As others have said, the batteries will be toast.
Sealed Lead Acid batteries as used in UPS units die two ways (outside of a catastrophic mechanical failure anyway).
A) Sulfation. If the cells are left under charged the lead sulfate that develops on the plates slowly turns into a much harder form which is for all intents and purposes impossible to reverse, leading to high internal resistance and the inability to re-charge. It does not take much undercharge to lead to sulfation.
B) Plate corrosion. This happens as a natural part of the charging process. A *lot* (like the majority) of UPS units float the batteries at the highest possible rated float voltage to try and extract the maximum runtime out of them. This naturally leads to plate corrosion, and as the plates corrode they lose active plate material reducing the quantity of charge the battery can hold.

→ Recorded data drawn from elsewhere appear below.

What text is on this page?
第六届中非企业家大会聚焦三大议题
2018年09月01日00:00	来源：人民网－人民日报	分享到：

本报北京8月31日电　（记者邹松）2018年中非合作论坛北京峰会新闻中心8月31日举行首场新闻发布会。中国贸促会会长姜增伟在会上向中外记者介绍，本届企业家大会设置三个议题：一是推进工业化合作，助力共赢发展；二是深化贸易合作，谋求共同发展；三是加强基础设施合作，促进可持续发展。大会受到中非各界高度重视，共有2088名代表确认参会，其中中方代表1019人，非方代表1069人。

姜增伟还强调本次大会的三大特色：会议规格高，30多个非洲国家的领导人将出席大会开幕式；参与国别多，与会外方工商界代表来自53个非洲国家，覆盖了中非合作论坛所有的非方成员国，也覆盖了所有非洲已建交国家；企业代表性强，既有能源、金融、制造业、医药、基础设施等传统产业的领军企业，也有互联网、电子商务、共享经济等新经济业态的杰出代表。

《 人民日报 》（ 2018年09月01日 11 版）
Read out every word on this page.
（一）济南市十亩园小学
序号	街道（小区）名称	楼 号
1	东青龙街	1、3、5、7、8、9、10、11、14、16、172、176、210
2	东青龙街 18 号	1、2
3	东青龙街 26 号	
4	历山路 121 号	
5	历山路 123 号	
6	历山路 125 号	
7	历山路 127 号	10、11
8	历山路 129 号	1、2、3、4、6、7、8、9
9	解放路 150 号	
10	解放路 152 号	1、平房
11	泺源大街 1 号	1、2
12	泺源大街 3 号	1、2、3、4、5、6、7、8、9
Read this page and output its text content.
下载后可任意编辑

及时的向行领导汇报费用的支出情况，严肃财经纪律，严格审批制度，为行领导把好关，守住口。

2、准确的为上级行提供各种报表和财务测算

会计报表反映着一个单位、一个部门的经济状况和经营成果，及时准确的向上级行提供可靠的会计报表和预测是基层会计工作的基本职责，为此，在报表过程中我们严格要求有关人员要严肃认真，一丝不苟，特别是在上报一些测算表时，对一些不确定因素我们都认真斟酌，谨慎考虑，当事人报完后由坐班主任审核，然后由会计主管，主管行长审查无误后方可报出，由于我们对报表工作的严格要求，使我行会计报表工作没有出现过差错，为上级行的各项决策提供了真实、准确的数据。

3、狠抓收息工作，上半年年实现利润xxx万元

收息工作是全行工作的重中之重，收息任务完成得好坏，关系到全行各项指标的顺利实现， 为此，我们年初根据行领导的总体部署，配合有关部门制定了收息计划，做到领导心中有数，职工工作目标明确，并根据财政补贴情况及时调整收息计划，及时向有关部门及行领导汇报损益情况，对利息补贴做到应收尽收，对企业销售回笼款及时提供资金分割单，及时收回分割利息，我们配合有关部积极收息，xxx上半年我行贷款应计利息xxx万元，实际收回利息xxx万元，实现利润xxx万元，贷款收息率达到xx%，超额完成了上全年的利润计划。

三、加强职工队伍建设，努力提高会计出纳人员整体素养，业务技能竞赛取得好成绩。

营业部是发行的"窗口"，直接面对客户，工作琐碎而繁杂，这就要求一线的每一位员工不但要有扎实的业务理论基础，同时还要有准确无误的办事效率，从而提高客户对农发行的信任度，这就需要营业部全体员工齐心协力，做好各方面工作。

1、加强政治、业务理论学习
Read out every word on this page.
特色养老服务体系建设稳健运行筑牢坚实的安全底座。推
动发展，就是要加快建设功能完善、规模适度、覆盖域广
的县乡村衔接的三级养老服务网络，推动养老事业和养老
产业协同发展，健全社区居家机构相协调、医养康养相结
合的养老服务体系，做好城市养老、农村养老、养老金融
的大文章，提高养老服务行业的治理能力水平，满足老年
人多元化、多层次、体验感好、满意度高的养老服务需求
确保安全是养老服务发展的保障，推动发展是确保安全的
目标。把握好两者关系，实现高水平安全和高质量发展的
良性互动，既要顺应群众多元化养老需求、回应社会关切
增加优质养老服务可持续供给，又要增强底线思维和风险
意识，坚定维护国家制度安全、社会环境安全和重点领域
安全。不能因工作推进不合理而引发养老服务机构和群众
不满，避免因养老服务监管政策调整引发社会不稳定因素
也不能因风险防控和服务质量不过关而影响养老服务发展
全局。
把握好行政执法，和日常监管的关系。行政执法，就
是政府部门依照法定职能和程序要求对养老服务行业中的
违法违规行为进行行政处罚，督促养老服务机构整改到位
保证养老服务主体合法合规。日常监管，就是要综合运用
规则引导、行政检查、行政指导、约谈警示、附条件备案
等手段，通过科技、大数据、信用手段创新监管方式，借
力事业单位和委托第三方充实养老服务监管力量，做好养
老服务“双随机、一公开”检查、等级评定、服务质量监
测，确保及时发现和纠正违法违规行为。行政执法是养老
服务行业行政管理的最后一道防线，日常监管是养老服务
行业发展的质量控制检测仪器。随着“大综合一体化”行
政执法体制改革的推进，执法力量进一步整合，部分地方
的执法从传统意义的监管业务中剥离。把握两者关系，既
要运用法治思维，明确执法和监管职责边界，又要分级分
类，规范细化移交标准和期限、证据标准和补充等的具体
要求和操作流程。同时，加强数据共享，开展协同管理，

So undercharge them and kill them with sulfation, overcharge them and rapidly corrode the plates or charge them properly as per the manufacturers data sheet and they'll die of one or both in time.
I too have some UPS batteries here that have > 10 years on them, but they are very expensive purpose built long life batteries and in a UPS that takes very good care of them (ie does not float charge, manages temperature and properly temperature compensates the charging voltage). Most consumer/prosumer/office UPS will kill a set of batteries in 3-5 years even with almost no discharge cycles purely by temperature and plate corrosion.
Batteries that have been left discharged (and they will self discharge pretty quickly even if left disconnected) for a matter of weeks will often be so sulfated as to be toast. If the UPS is worth saving, ehuck 'em and buy new ones.